LETTERS: Rail safety comes down to hope
Summertime and the living is lovely, especially if you can go to the beach – and keep your fingers crossed, that we don’t have a train derailment while you are out there basking in the sun with your loved ones.
Whether you come from Cloverdale, Langley, Surrey or any other locale, and whether you are going to Crescent Beach or to White Rock, you are all welcome there – because it is your beach to enjoy.
But wouldn’t it be great if we could all enjoy this most wonderful part of Boundary Bay without thinking about those eight significant crude-oil train accidents that happened in Canada and the U.S. just this year.
Of course, the worst was Lac Mégantic with 47 lives lost.
Could it happen here?
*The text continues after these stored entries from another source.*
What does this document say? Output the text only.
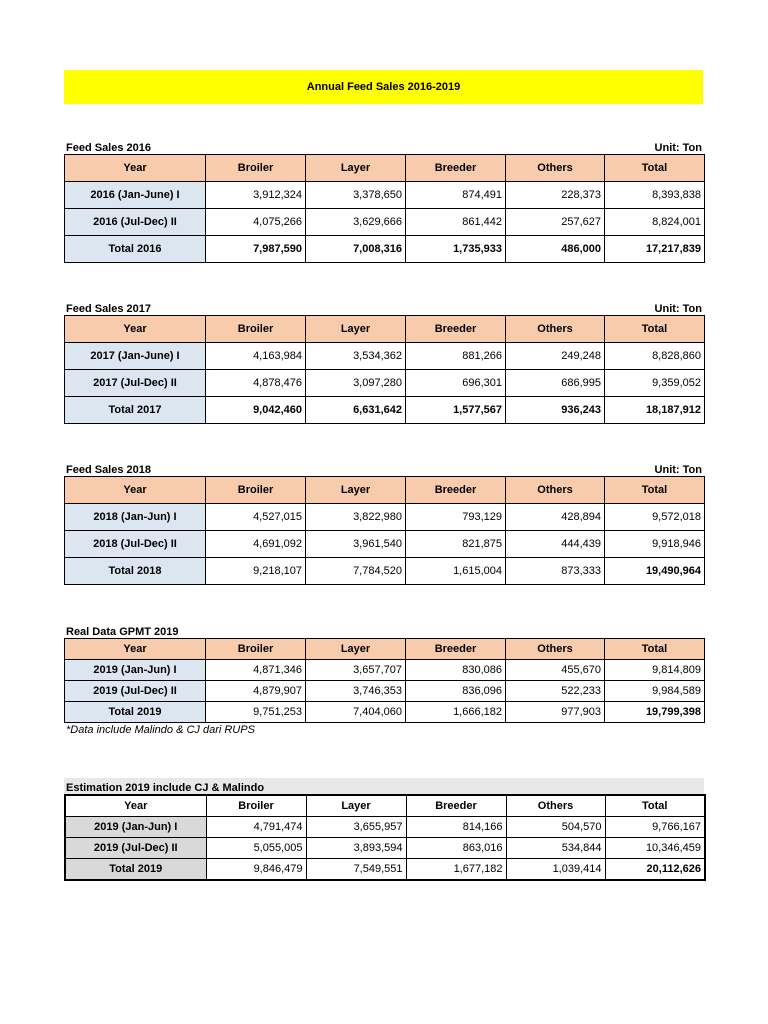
Annual Feed Sales 2016-2019
Feed Sales 2016	Unit: Ton
Year	Broiler	Layer	Breeder	Others	Total
2016 (Jan-June) I	3,912,324	3,378,650	874,491	228,373	8,393,838
2016 (Jul-Dec) II	4,075,266	3,629,666	861,442	257,627	8,824,001
Total 2016	7,987,590	7,008,316	1,735,933	486,000	17,217,839
Feed Sales 2017	Unit: Ton
Year	Broiler	Layer	Breeder	Others	Total
2017 (Jan-June) I	4,163,984	3,534,362	881,266	249,248	8,828,860
2017 (Jul-Dec) II	4,878,476	3,097,280	696,301	686,995	9,359,052
Total 2017	9,042,460	6,631,642	1,577,567	936,243	18,187,912
Feed Sales 2018	Unit: Ton
Year	Broiler	Layer	Breeder	Others	Total
2018 (Jan-Jun) I	4,527,015	3,822,980	793,129	428,894	9,572,018
2018 (Jul-Dec) II	4,691,092	3,961,540	821,875	444,439	9,918,946
Total 2018	9,218,107	7,784,520	1,615,004	873,333	19,490,964
Real Data GPMT 2019
Year	Broiler	Layer	Breeder	Others	Total
2019 (Jan-Jun) I	4,871,346	3,657,707	830,086	455,670	9,814,809
2019 (Jul-Dec) II	4,879,907	3,746,353	836,096	522,233	9,984,589
Total 2019	9,751,253	7,404,060	1,666,182	977,903	19,799,398
*Data include Malindo & CJ dari RUPS
Estimation 2019 include CJ & Malindo
Year	Broiler	Layer	Breeder	Others	Total
2019 (Jan-Jun) I	4,791,474	3,655,957	814,166	504,570	9,766,167
2019 (Jul-Dec) II	5,055,005	3,893,594	863,016	534,844	10,346,459
Total 2019	9,846,479	7,549,551	1,677,182	1,039,414	20,112,626
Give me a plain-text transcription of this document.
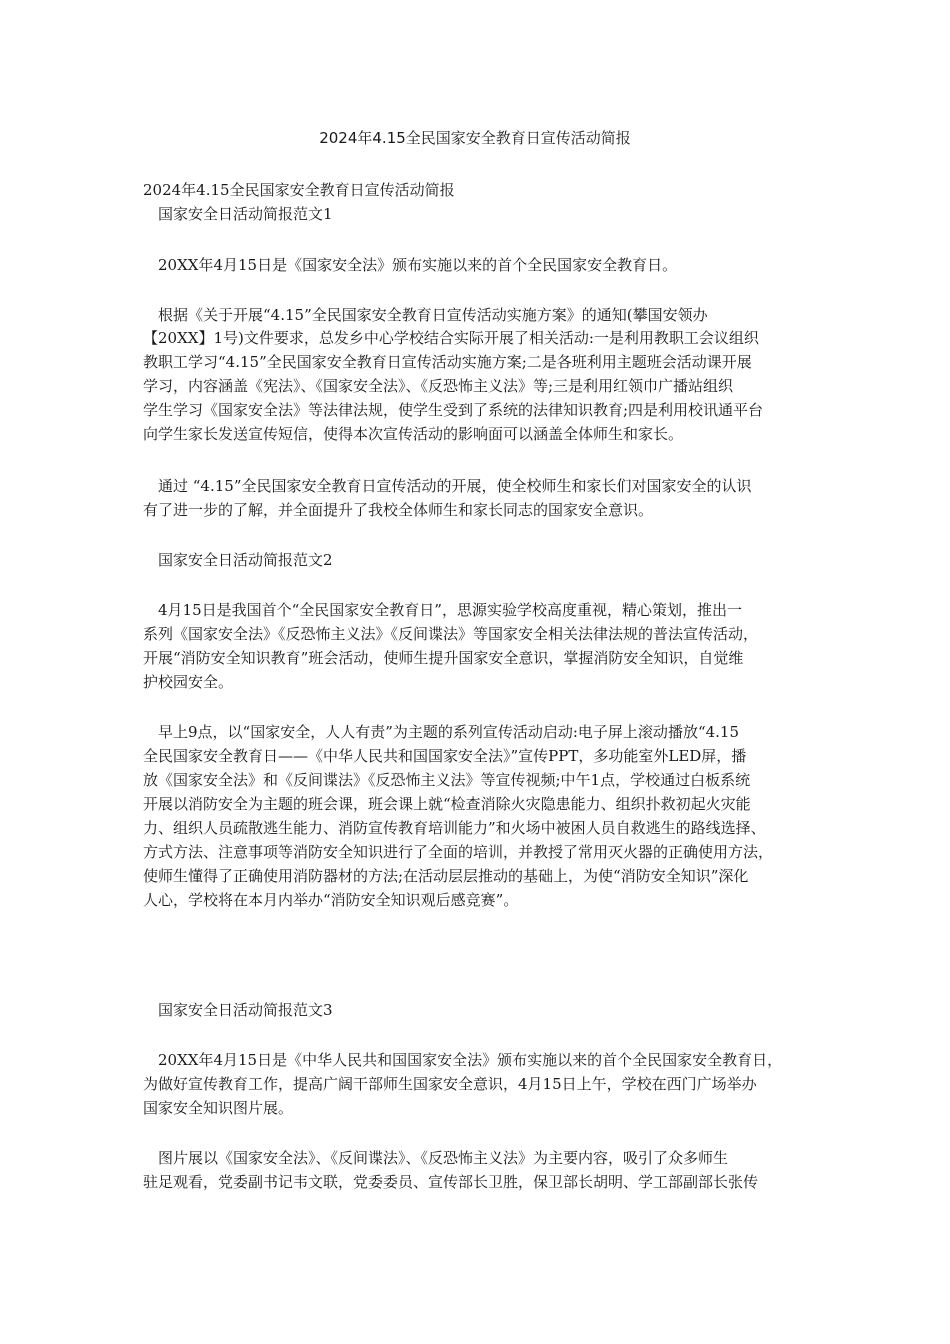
2024年4.15全民国家安全教育日宣传活动简报
2024年4.15全民国家安全教育日宣传活动简报
国家安全日活动简报范文1
20XX年4月15日是《国家安全法》颁布实施以来的首个全民国家安全教育日。
根据《关于开展“4.15”全民国家安全教育日宣传活动实施方案》的通知(攀国安领办
【20XX】1号)文件要求，总发乡中心学校结合实际开展了相关活动:一是利用教职工会议组织
教职工学习“4.15”全民国家安全教育日宣传活动实施方案;二是各班利用主题班会活动课开展
学习，内容涵盖《宪法》、《国家安全法》、《反恐怖主义法》等;三是利用红领巾广播站组织
学生学习《国家安全法》等法律法规，使学生受到了系统的法律知识教育;四是利用校讯通平台
向学生家长发送宣传短信，使得本次宣传活动的影响面可以涵盖全体师生和家长。
通过 “4.15”全民国家安全教育日宣传活动的开展，使全校师生和家长们对国家安全的认识
有了进一步的了解，并全面提升了我校全体师生和家长同志的国家安全意识。
国家安全日活动简报范文2
4月15日是我国首个“全民国家安全教育日”，思源实验学校高度重视，精心策划，推出一
系列《国家安全法》《反恐怖主义法》《反间谍法》等国家安全相关法律法规的普法宣传活动，
开展“消防安全知识教育”班会活动，使师生提升国家安全意识，掌握消防安全知识，自觉维
护校园安全。
早上9点，以“国家安全，人人有责”为主题的系列宣传活动启动:电子屏上滚动播放“4.15
全民国家安全教育日——《中华人民共和国国家安全法》”宣传PPT，多功能室外LED屏，播
放《国家安全法》和《反间谍法》《反恐怖主义法》等宣传视频;中午1点，学校通过白板系统
开展以消防安全为主题的班会课，班会课上就“检查消除火灾隐患能力、组织扑救初起火灾能
力、组织人员疏散逃生能力、消防宣传教育培训能力”和火场中被困人员自救逃生的路线选择、
方式方法、注意事项等消防安全知识进行了全面的培训，并教授了常用灭火器的正确使用方法，
使师生懂得了正确使用消防器材的方法;在活动层层推动的基础上，为使“消防安全知识”深化
人心，学校将在本月内举办“消防安全知识观后感竞赛”。
国家安全日活动简报范文3
20XX年4月15日是《中华人民共和国国家安全法》颁布实施以来的首个全民国家安全教育日，
为做好宣传教育工作，提高广阔干部师生国家安全意识，4月15日上午，学校在西门广场举办
国家安全知识图片展。
图片展以《国家安全法》、《反间谍法》、《反恐怖主义法》为主要内容，吸引了众多师生
驻足观看，党委副书记韦文联，党委委员、宣传部长卫胜，保卫部长胡明、学工部副部长张传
I hope not!
With U.S. freight trains, piloted by U.S. staff, carrying U.S. oil, coal and deadly Canadian chlorine gas around Boundary Bay at faster speeds than last week’s Lynchburg derailment, need you wonder?
They travel over a rail bridge, on First Nation land, that is in shocking disrepair, alongside the beaches where 19 people over the years have lost their lives being struck by a train, on a track that is 100 feet below an unstable mud bluff and inaccessible to first responders from land or sea and with no spillage containment, and across a 100-year-old swing bridge.
Worst of all, they travel this dangerous route that is home to one of the most densely populated municipalities in B.C. and one that provides rare access to spectacular public beaches south of the Fraser.
If you want a more positive outlook on this area’s potential, check out www.southfraserpark.ca and maybe even jump on the bandwagon – any bandwagon – and make the Semiahmoo Peninsula a safe, wonderful recreational location for one and all to enjoy, ‘sans’ trains.
If you care, you could write to Lisa Raitt, federal minister of transportation, or other politicians in your area. It would be nice to see a picture of her looking over our pristine beaches making an announcement that three levels of government have got together to assure that this area which has “the absolute highest environmental rating” will be protected forever for the use of all future Canadians and other visitors.
This could become the “South Fraser Seawall,” and you could have a part in making it happen!